Having ridden across what was then considered prairie land and having decided that the land was indeed fertile, Mr. Fleming and young Mart began their journey back home. When night overtook them, father and son made camp in a small grove of live oak trees and were soon fast asleep.
Sometime in the night, Mart Fleming was awakened by what he thought was the sound of rolling thunder. By the time the boy realized that the sound he was hearing was actually screaming Comanche bearing down upon him, he only had time to dive behind the nearest oak as the Indians raced by. By the light of day, Mart realized that the very tree that had sheltered him had been riddled with arrows. He collected the arrows and took them home with him so that his friends would believe him when he told his wild tale.
Although Mart’s family eventually located to what today is Comanche County, Mart himself did not take up residence in the county until 1872. Eventually, he became something of a character and quite possibly the most beloved citizen in Comanche. And, as they always do, the years passed.
By 1912, Mart Fleming was an old man by the standards of the day, and the entire town referred to him as Uncle Mart. He owned a butcher shop in the building that today houses Goodson’s Insurance on the south side of the square and from there, he could look right out of his front door and gaze upon his old friend, the tree that had once saved his life. It was in this same year that officials decided that the town of Comanche needed a new look if it was to meet the modern standards of the day.
After much discussion, it was decided by a judge’s decree that all of the trees still standing inside the courthouse square were to be cut down in order to create more room. Well, when Mart heard this, he went running to the courthouse. He argued with the judge and with anyone else who would listen; however, although they loved Uncle Mart, they thought he was acting like an old man. After all, it was 1912, and everyone wanted Progress…you know, the kind with a capital P.

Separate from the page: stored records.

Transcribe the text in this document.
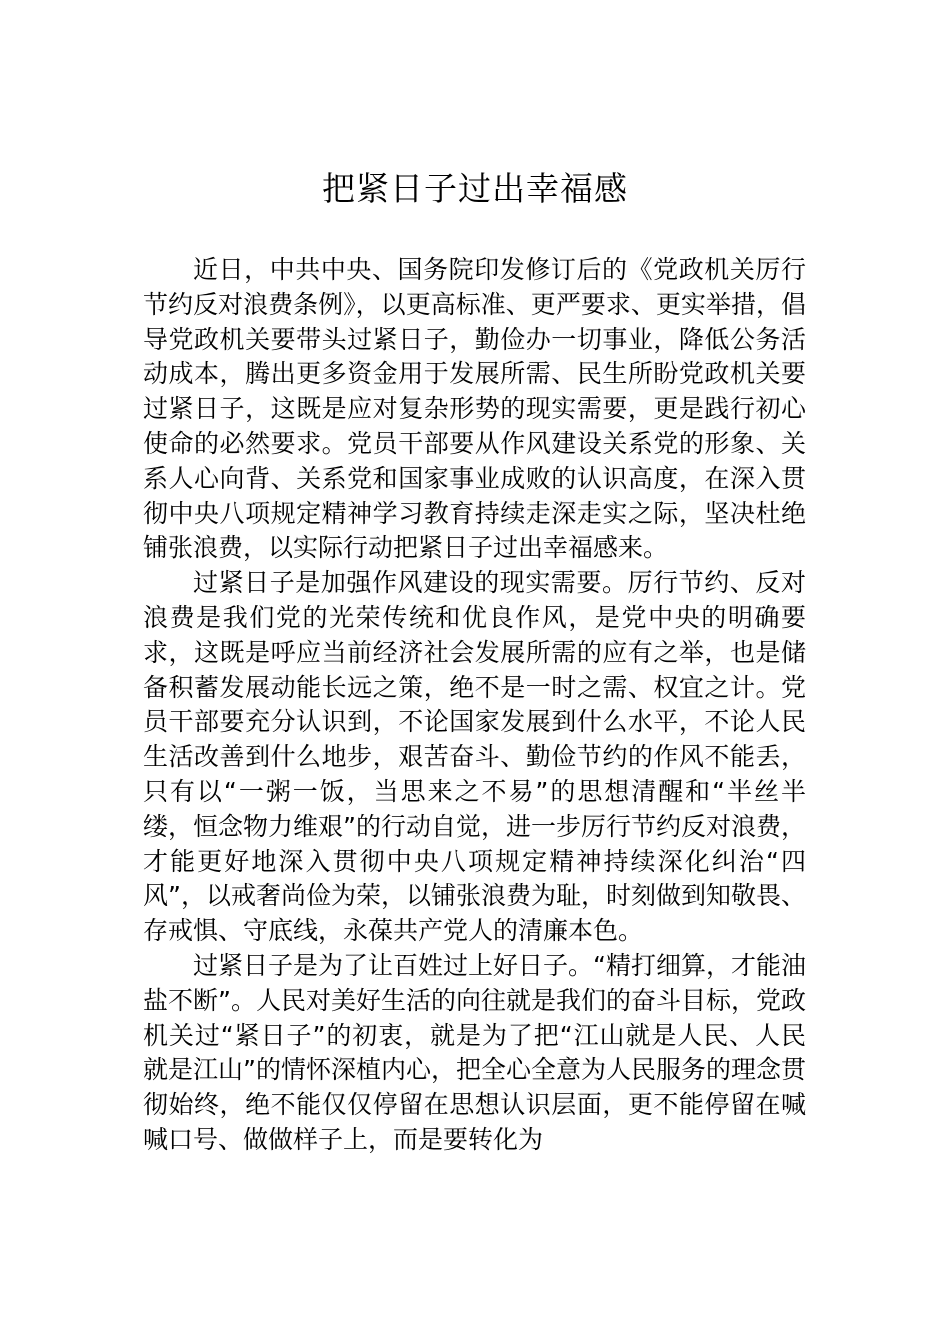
把紧日子过出幸福感

近日，中共中央、国务院印发修订后的《党政机关厉行节约反对浪费条例》，以更高标准、更严要求、更实举措，倡导党政机关要带头过紧日子，勤俭办一切事业，降低公务活动成本，腾出更多资金用于发展所需、民生所盼党政机关要过紧日子，这既是应对复杂形势的现实需要，更是践行初心使命的必然要求。党员干部要从作风建设关系党的形象、关系人心向背、关系党和国家事业成败的认识高度，在深入贯彻中央八项规定精神学习教育持续走深走实之际，坚决杜绝铺张浪费，以实际行动把紧日子过出幸福感来。

过紧日子是加强作风建设的现实需要。厉行节约、反对浪费是我们党的光荣传统和优良作风，是党中央的明确要求，这既是呼应当前经济社会发展所需的应有之举，也是储备积蓄发展动能长远之策，绝不是一时之需、权宜之计。党员干部要充分认识到，不论国家发展到什么水平，不论人民生活改善到什么地步，艰苦奋斗、勤俭节约的作风不能丢，只有以“一粥一饭，当思来之不易”的思想清醒和“半丝半缕，恒念物力维艰”的行动自觉，进一步厉行节约反对浪费，才能更好地深入贯彻中央八项规定精神持续深化纠治“四风”，以戒奢尚俭为荣，以铺张浪费为耻，时刻做到知敬畏、存戒惧、守底线，永葆共产党人的清廉本色。

过紧日子是为了让百姓过上好日子。“精打细算，才能油盐不断”。人民对美好生活的向往就是我们的奋斗目标，党政机关过“紧日子”的初衷，就是为了把“江山就是人民、人民就是江山”的情怀深植内心，把全心全意为人民服务的理念贯彻始终，绝不能仅仅停留在思想认识层面，更不能停留在喊喊口号、做做样子上，而是要转化为
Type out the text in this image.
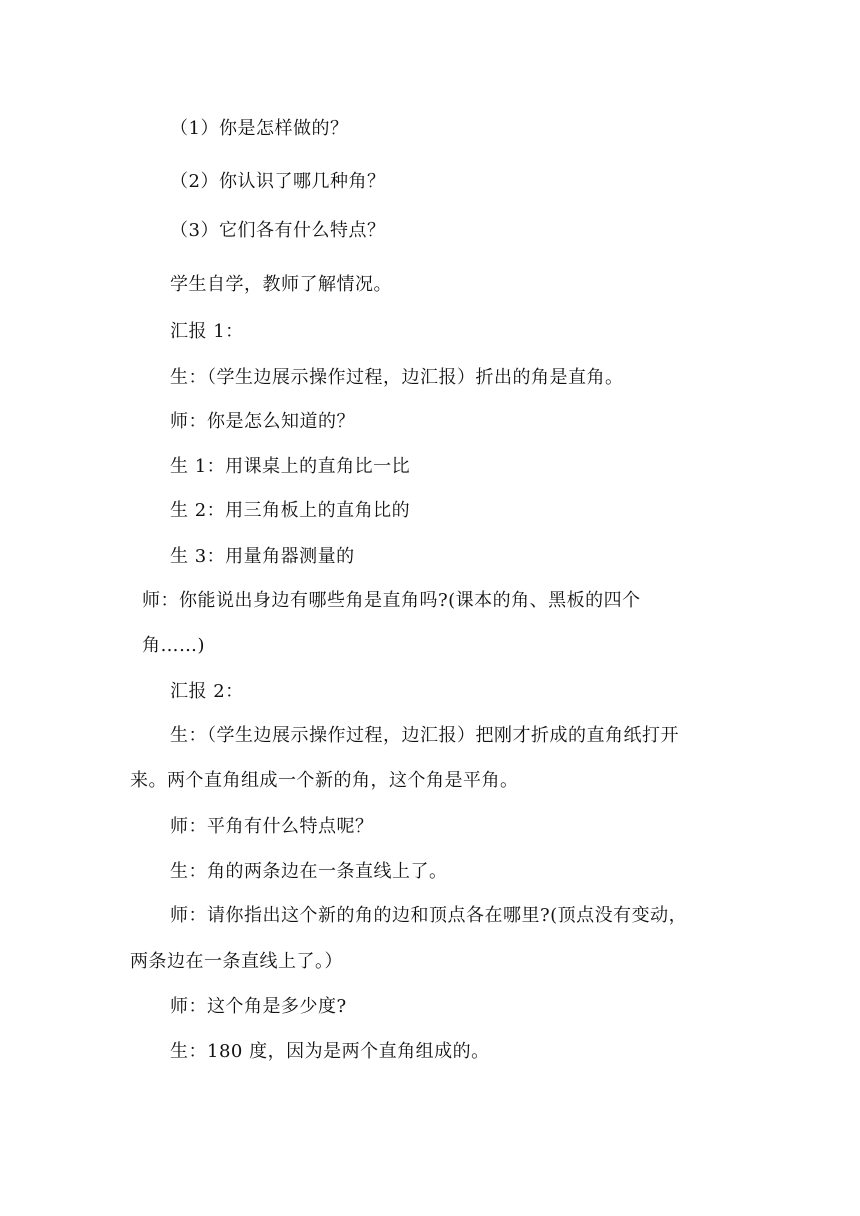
（1）你是怎样做的？
（2）你认识了哪几种角？
（3）它们各有什么特点？
学生自学，教师了解情况。
汇报 1：
生：（学生边展示操作过程，边汇报）折出的角是直角。
师：你是怎么知道的？
生 1：用课桌上的直角比一比
生 2：用三角板上的直角比的
生 3：用量角器测量的
师：你能说出身边有哪些角是直角吗?(课本的角、黑板的四个
角……)
汇报 2：
生：（学生边展示操作过程，边汇报）把刚才折成的直角纸打开
来。两个直角组成一个新的角，这个角是平角。
师：平角有什么特点呢？
生：角的两条边在一条直线上了。
师：请你指出这个新的角的边和顶点各在哪里?(顶点没有变动，
两条边在一条直线上了。）
师：这个角是多少度?
生：180 度，因为是两个直角组成的。
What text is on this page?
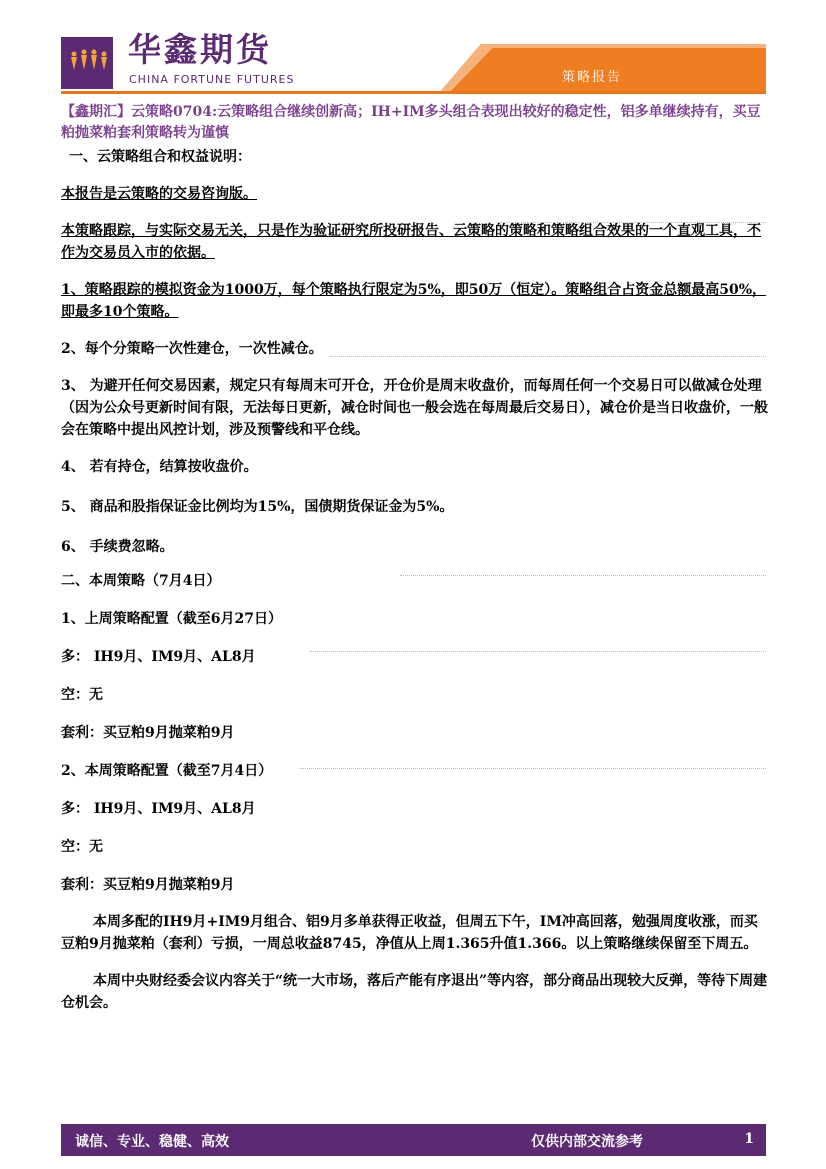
华鑫期货
CHINA FORTUNE FUTURES	策略报告
【鑫期汇】云策略0704:云策略组合继续创新高；IH+IM多头组合表现出较好的稳定性，铝多单继续持有，买豆粕抛菜粕套利策略转为谨慎

一、云策略组合和权益说明：

本报告是云策略的交易咨询版。

本策略跟踪，与实际交易无关，只是作为验证研究所投研报告、云策略的策略和策略组合效果的一个直观工具，不作为交易员入市的依据。

1、策略跟踪的模拟资金为1000万，每个策略执行限定为5%，即50万（恒定）。策略组合占资金总额最高50%，即最多10个策略。

2、每个分策略一次性建仓，一次性减仓。

3、 为避开任何交易因素，规定只有每周末可开仓，开仓价是周末收盘价，而每周任何一个交易日可以做减仓处理（因为公众号更新时间有限，无法每日更新，减仓时间也一般会选在每周最后交易日），减仓价是当日收盘价，一般会在策略中提出风控计划，涉及预警线和平仓线。

4、 若有持仓，结算按收盘价。

5、 商品和股指保证金比例均为15%，国债期货保证金为5%。

6、 手续费忽略。

二、本周策略（7月4日）

1、上周策略配置（截至6月27日）

多： IH9月、IM9月、AL8月

空：无

套利：买豆粕9月抛菜粕9月

2、本周策略配置（截至7月4日）

多： IH9月、IM9月、AL8月

空：无

套利：买豆粕9月抛菜粕9月

本周多配的IH9月+IM9月组合、铝9月多单获得正收益，但周五下午，IM冲高回落，勉强周度收涨，而买豆粕9月抛菜粕（套利）亏损，一周总收益8745，净值从上周1.365升值1.366。以上策略继续保留至下周五。

本周中央财经委会议内容关于“统一大市场，落后产能有序退出”等内容，部分商品出现较大反弹，等待下周建仓机会。

诚信、专业、稳健、高效	仅供内部交流参考	1
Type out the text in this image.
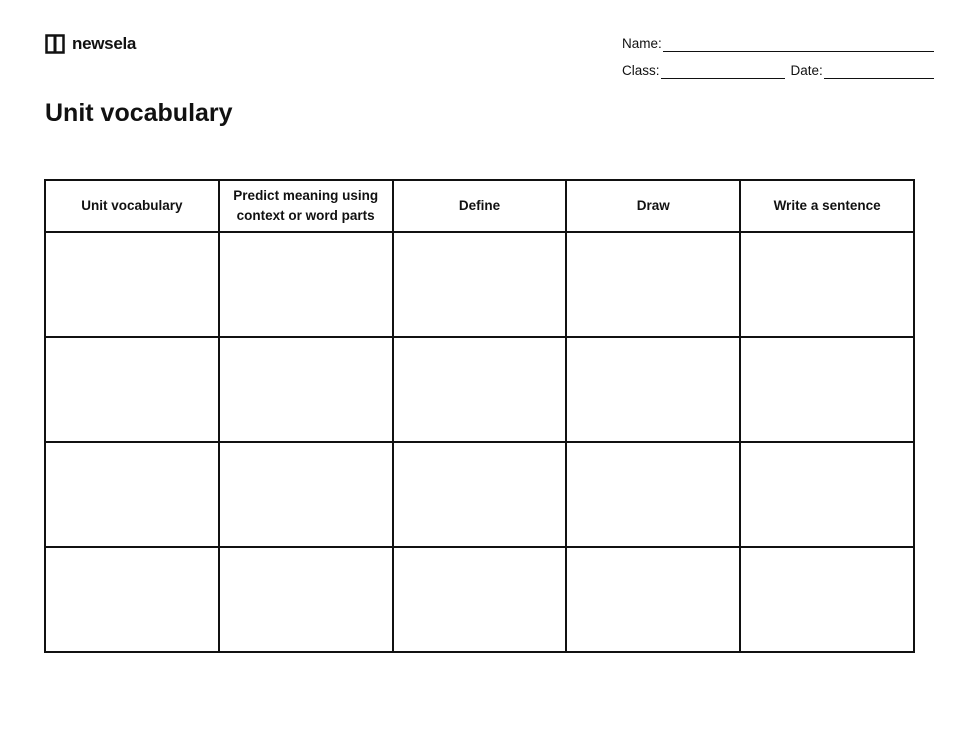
newsela	Name:
Class:	Date:
Unit vocabulary
Unit vocabulary	Predict meaning using context or word parts	Define	Draw	Write a sentence
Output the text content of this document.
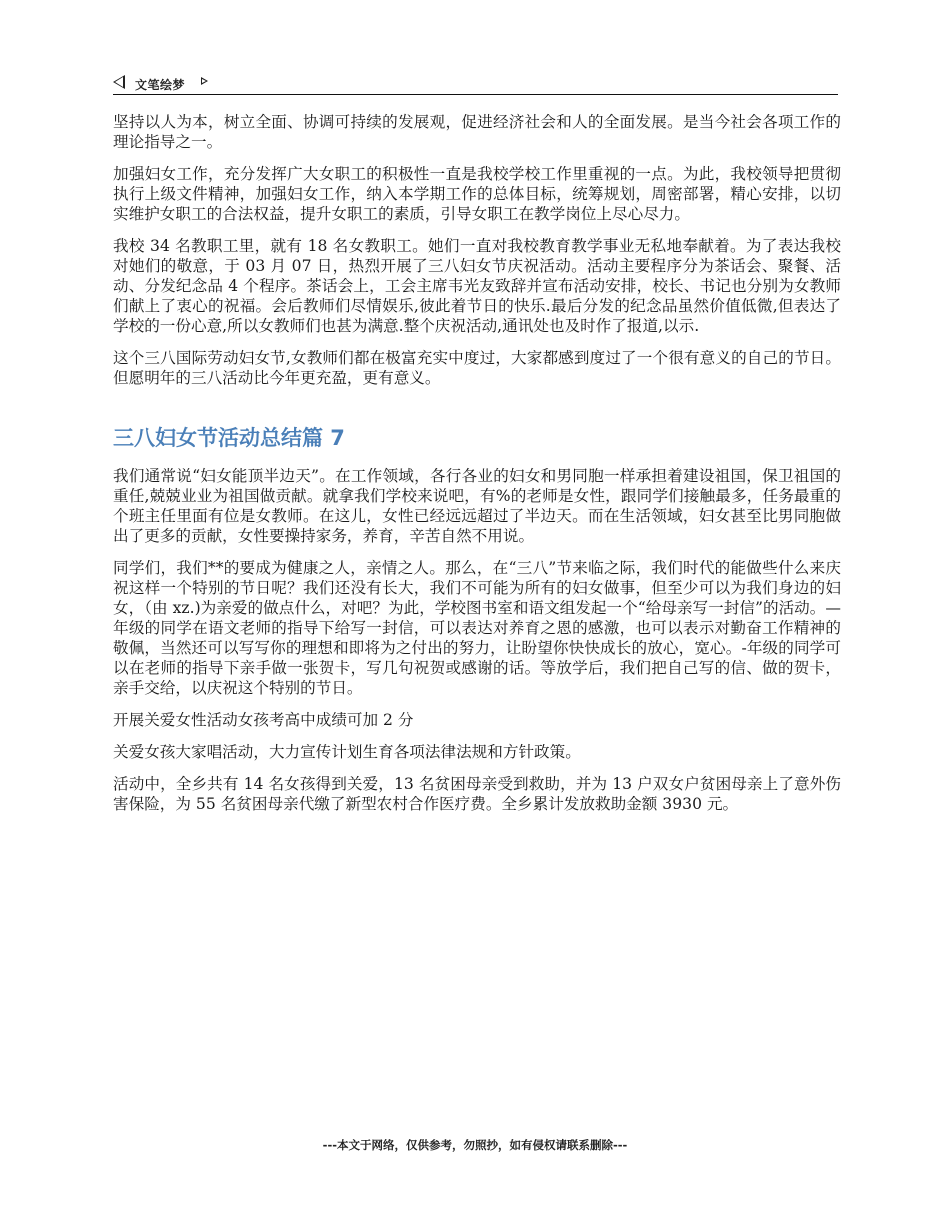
文笔绘梦

坚持以人为本，树立全面、协调可持续的发展观，促进经济社会和人的全面发展。是当今社会各项工作的理论指导之一。

加强妇女工作，充分发挥广大女职工的积极性一直是我校学校工作里重视的一点。为此，我校领导把贯彻执行上级文件精神，加强妇女工作，纳入本学期工作的总体目标，统筹规划，周密部署，精心安排，以切实维护女职工的合法权益，提升女职工的素质，引导女职工在教学岗位上尽心尽力。

我校 34 名教职工里，就有 18 名女教职工。她们一直对我校教育教学事业无私地奉献着。为了表达我校对她们的敬意，于 03 月 07 日，热烈开展了三八妇女节庆祝活动。活动主要程序分为茶话会、聚餐、活动、分发纪念品 4 个程序。茶话会上，工会主席韦光友致辞并宣布活动安排，校长、书记也分别为女教师们献上了衷心的祝福。会后教师们尽情娱乐,彼此着节日的快乐.最后分发的纪念品虽然价值低微,但表达了学校的一份心意,所以女教师们也甚为满意.整个庆祝活动,通讯处也及时作了报道,以示.

这个三八国际劳动妇女节,女教师们都在极富充实中度过，大家都感到度过了一个很有意义的自己的节日。但愿明年的三八活动比今年更充盈，更有意义。

三八妇女节活动总结篇 7

我们通常说“妇女能顶半边天”。在工作领域，各行各业的妇女和男同胞一样承担着建设祖国，保卫祖国的重任,兢兢业业为祖国做贡献。就拿我们学校来说吧，有%的老师是女性，跟同学们接触最多，任务最重的个班主任里面有位是女教师。在这儿，女性已经远远超过了半边天。而在生活领域，妇女甚至比男同胞做出了更多的贡献，女性要操持家务，养育，辛苦自然不用说。

同学们，我们**的要成为健康之人，亲情之人。那么，在“三八”节来临之际，我们时代的能做些什么来庆祝这样一个特别的节日呢？我们还没有长大，我们不可能为所有的妇女做事，但至少可以为我们身边的妇女，（由 xz.)为亲爱的做点什么，对吧？为此，学校图书室和语文组发起一个“给母亲写一封信”的活动。—年级的同学在语文老师的指导下给写一封信，可以表达对养育之恩的感激，也可以表示对勤奋工作精神的敬佩，当然还可以写写你的理想和即将为之付出的努力，让盼望你快快成长的放心，宽心。-年级的同学可以在老师的指导下亲手做一张贺卡，写几句祝贺或感谢的话。等放学后，我们把自己写的信、做的贺卡，亲手交给，以庆祝这个特别的节日。

开展关爱女性活动女孩考高中成绩可加 2 分

关爱女孩大家唱活动，大力宣传计划生育各项法律法规和方针政策。

活动中，全乡共有 14 名女孩得到关爱，13 名贫困母亲受到救助，并为 13 户双女户贫困母亲上了意外伤害保险，为 55 名贫困母亲代缴了新型农村合作医疗费。全乡累计发放救助金额 3930 元。

---本文于网络，仅供参考，勿照抄，如有侵权请联系删除---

Finally, it was time. It is said that the workers wouldn’t even look at Uncle Mart’s tree until it was the last one standing. Then, as they turned toward the oak, Mart Fleming stepped out from behind it with his old buffalo gun over his arm.
“Going somewhere, boys?” Mart was heard to ask.
The men stopped, stunned that this gentle giant of the community was standing in front of them with a gun! The men tried to explain to the old man that they had no choice, that the judge had ordered them to carry out the deed.
“You ain’t fixin’ to touch this tree lessen you plan to move me first,” Uncle Mart said in a clear voice.
After trying to reason with their old friend, the men turned and ran to the courthouse, quickly telling the judge of their predicament. It didn’t take long for the judge to decide that the tree could stay, going so far as to officially name it the Fleming Oak, after Uncle Mart, of course.
Through the years this tree has been accused of being a hanging tree, playing a part in some of Comanche’s darkest history. There is, however, absolutely no evidence to support these claims, and today the Fleming Oak continues to stand tall and proud over the little courthouse known as Old Cora on the southwest corner of the courthouse square.
Be sure to look across the street to the south when you visit Uncle Mart’s tree. The building that is now Goodson’s Insurance once housed Mart’s butcher shop, making it easy for him to keep an eye on his tree.